A reason to go shopping
There was some sense to Kohl's strategy. By providing Amazon customers with an easy, no-hassle, no-cost way to make product returns, it gives them another reason to visit. And that group -- theoretically a younger demographic -- is just the one Kohl's is targeting with its broader revamp.
Geolocation data has shown higher foot traffic at the stores where the Kohl's piloted the program after it started accepting Amazon returns. The effect has been studied at various points of time, and the results are fairly similar, which indicates that people are at least using Kohl's stores as dropoff points.
The process is simple. When you want to send an Amazon product back, you go to the Amazon site and choose how you wish to return it -- with one of the options being at a local Kohl's store. If that's what you pick, you get a QR code to show when you bring in the item -- and it's fine if the original packaging is missing. Kohl's will box it and ship it back for you at no cost.
"The program is driving incremental traffic into our stores," Kohl's CEO Michelle Gass told analysts on the earnings conference call, "and we are particularly encouraged by the disproportionate amount of new customers, which on average are also younger than the typical Kohl's customer."

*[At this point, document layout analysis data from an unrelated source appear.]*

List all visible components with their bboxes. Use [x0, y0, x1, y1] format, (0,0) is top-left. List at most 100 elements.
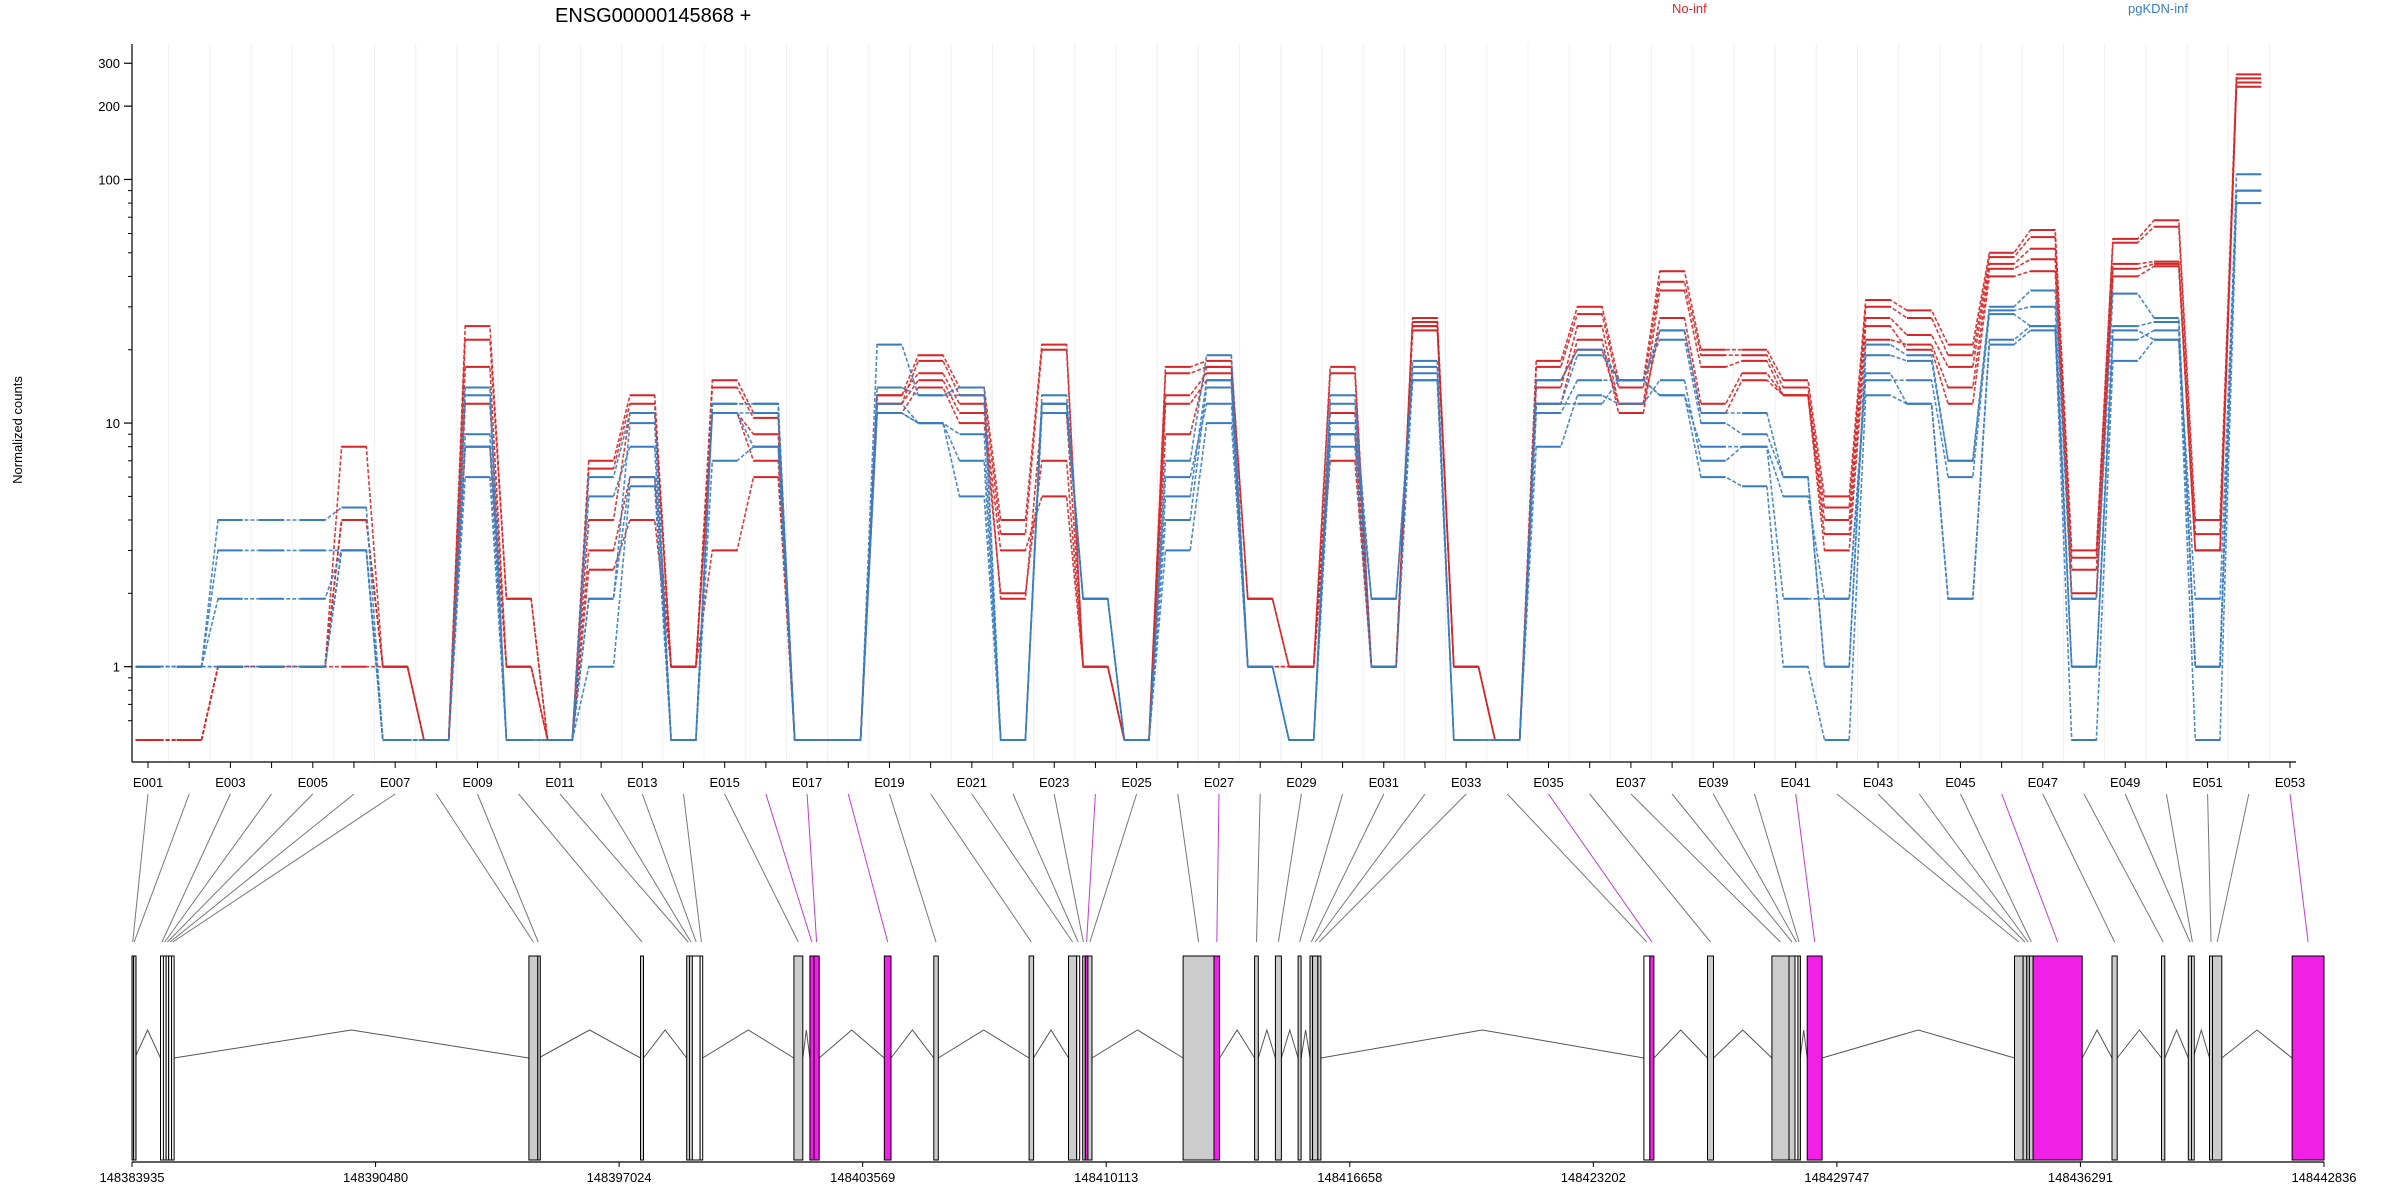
intron	[134, 1028, 161, 1059]
exon-connector	[2124, 793, 2191, 943]
exon-connector	[167, 793, 314, 943]
exon-box-e010	[640, 955, 644, 1161]
x-tick-label: E019	[874, 775, 904, 790]
exon-connector	[1299, 793, 1344, 943]
exon-box-e036	[1707, 955, 1714, 1161]
exon-connector	[1314, 793, 1426, 943]
exon-connector	[1712, 793, 1797, 943]
intron	[890, 1029, 935, 1059]
x-tick-label: E017	[792, 775, 822, 790]
x-tick-label: E033	[1451, 775, 1481, 790]
exon-connector	[641, 793, 697, 943]
series-line-pgkdn-inf	[135, 173, 2262, 741]
x-tick-label: E001	[133, 775, 163, 790]
exon-connector	[477, 793, 539, 943]
x-tick-label: E049	[2110, 775, 2140, 790]
genomic-tick-label: 148436291	[2048, 1170, 2113, 1185]
exon-box-e020	[1028, 955, 1035, 1161]
exon-connector	[1836, 793, 2020, 943]
gene-model	[131, 955, 2325, 1161]
exon-connector	[132, 793, 149, 943]
legend-no-inf: No-inf	[1672, 1, 1707, 16]
exon-box-e014	[699, 955, 704, 1161]
exon-box-e049	[2187, 955, 2193, 1161]
genomic-axis: 148383935 148390480 148397024 148403569 1484…	[99, 1161, 2357, 1185]
intron	[1713, 1029, 1773, 1059]
series-line-no-inf	[135, 77, 2262, 741]
genomic-tick-label: 148416658	[1317, 1170, 1382, 1185]
x-tick-label: E009	[462, 775, 492, 790]
series-lines	[135, 73, 2262, 741]
exon-grid	[168, 44, 2270, 762]
intron	[1033, 1029, 1069, 1059]
exon-connector	[1053, 793, 1084, 943]
exon-connector	[1089, 793, 1138, 943]
intron	[818, 1029, 885, 1059]
genomic-tick-label: 148423202	[1561, 1170, 1626, 1185]
y-tick-label: 1	[113, 660, 120, 675]
exon-box-e016	[809, 955, 815, 1161]
x-tick-label: E007	[380, 775, 410, 790]
intron	[2221, 1029, 2293, 1059]
exon-box-e041	[1806, 955, 1823, 1161]
genomic-tick-label: 148390480	[343, 1170, 408, 1185]
exon-connector	[2042, 793, 2116, 943]
legend-pgkdn-inf: pgKDN-inf	[2128, 1, 2188, 16]
exon-connector	[1548, 793, 1653, 943]
intron	[1219, 1029, 1256, 1059]
exon-connector	[2083, 793, 2164, 943]
genomic-tick-label: 148403569	[830, 1170, 895, 1185]
exon-connector	[1960, 793, 2032, 943]
intron	[2116, 1029, 2162, 1059]
exon-box-e046	[2032, 955, 2083, 1161]
exon-connector	[1216, 793, 1220, 943]
y-tick-label: 300	[98, 56, 120, 71]
x-tick-label: E037	[1616, 775, 1646, 790]
exon-connector	[435, 793, 534, 943]
x-tick-label: E013	[627, 775, 657, 790]
exon-connector	[1589, 793, 1711, 943]
intron	[702, 1029, 795, 1059]
exon-connector	[1318, 793, 1467, 943]
exon-box-e029	[1274, 955, 1282, 1161]
intron	[1257, 1028, 1276, 1059]
exon-connector	[1277, 793, 1302, 943]
series-line-pgkdn-inf	[135, 189, 2262, 741]
x-tick-label: E015	[710, 775, 740, 790]
exon-box-e050	[2191, 955, 2195, 1161]
exon-connector	[2207, 793, 2212, 943]
x-tick-label: E021	[957, 775, 987, 790]
exon-connector	[169, 793, 355, 943]
intron	[643, 1029, 688, 1059]
exon-box-e042	[2014, 955, 2024, 1161]
exon-box-e030	[1297, 955, 1302, 1161]
exon-box-e018	[883, 955, 892, 1161]
exon-box-e028	[1254, 955, 1259, 1161]
exon-box-e017	[813, 955, 820, 1161]
exon-box-e033	[1317, 955, 1322, 1161]
exon-connector	[2165, 793, 2193, 943]
intron	[1320, 1029, 1644, 1059]
series-line-no-inf	[135, 73, 2262, 741]
series-line-no-inf	[135, 81, 2262, 741]
exon-connector	[161, 793, 231, 943]
exon-box-e053	[2291, 955, 2325, 1161]
exon-box-e022	[1076, 955, 1081, 1161]
intron	[1821, 1029, 2015, 1059]
exon-connector	[1012, 793, 1079, 943]
exon-connectors	[132, 793, 2309, 943]
y-axis: 1 10 100 200 300	[98, 44, 133, 762]
chart-title: ENSG00000145868 +	[555, 5, 751, 27]
exon-box-e043	[2022, 955, 2028, 1161]
x-tick-label: E053	[2275, 775, 2305, 790]
x-tick-label: E003	[215, 775, 245, 790]
exon-box-e027	[1213, 955, 1221, 1161]
genomic-tick-label: 148442836	[2291, 1170, 2356, 1185]
exon-connector	[1918, 793, 2029, 943]
exon-box-e032	[1312, 955, 1319, 1161]
exon-connector	[600, 793, 692, 943]
intron	[2192, 1028, 2210, 1059]
exon-box-e008	[528, 955, 539, 1161]
exon-connector	[1177, 793, 1200, 943]
exon-connector	[164, 793, 273, 943]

The problem seems to be that those Amazon customers just aren't buying much after returning their packages. Further, there are limits on just how many people will avail themselves of the service.
Many ways to ship a package
UPS (UPS -1.72%), which is one of Amazon's primary parcel delivery services, has a similar return program in place, and there are more than 4,800 UPS Stores around the country -- more than four times the number of Kohl's stores.
When I recently needed to make an Amazon return, I had the option of using either Kohl's or UPS, and I chose the latter because it was both closer and didn't require me to drive to the local strip mall. Naturally, for some people, the nearest Kohl's might be closer than the nearest UPS Store, but the odds are it's the other way around.
Moreover, the partnership is not cost-free for Kohl's. In the third quarter, the retailer said its selling, general, and administrative expenses rose 3.2%, or $44 million, to $1.4 billion in part because of the costs associated with returning Amazon packages. Other costs included brand launches, rising wages, and earlier holiday hiring.
Yet Amazon really only just started ramping up this service nationally this quarter, so the expenses associated with it will undoubtedly rise further.
Time will tell
Investors, though, might want to cut Kohl's some slack over this quarter. (They didn't; Kohl's stock cratered 16% on the earnings news.) The department store suddenly has a lot of plates in the air. It's possible the returns program will at some point start bringing in new and younger consumers who, upon seeing the merchandise Kohl's is introducing, might just have their interests piqued enough to make purchases.
While it doesn't seem like the Amazon partnership will move the needle much regardless, the revival plan Gass is implementing should be given time to work. She admits the chain has more headwinds to fly through in the fourth quarter, but investors should have a better idea with the new year about just how all the puzzle pieces are fitting together.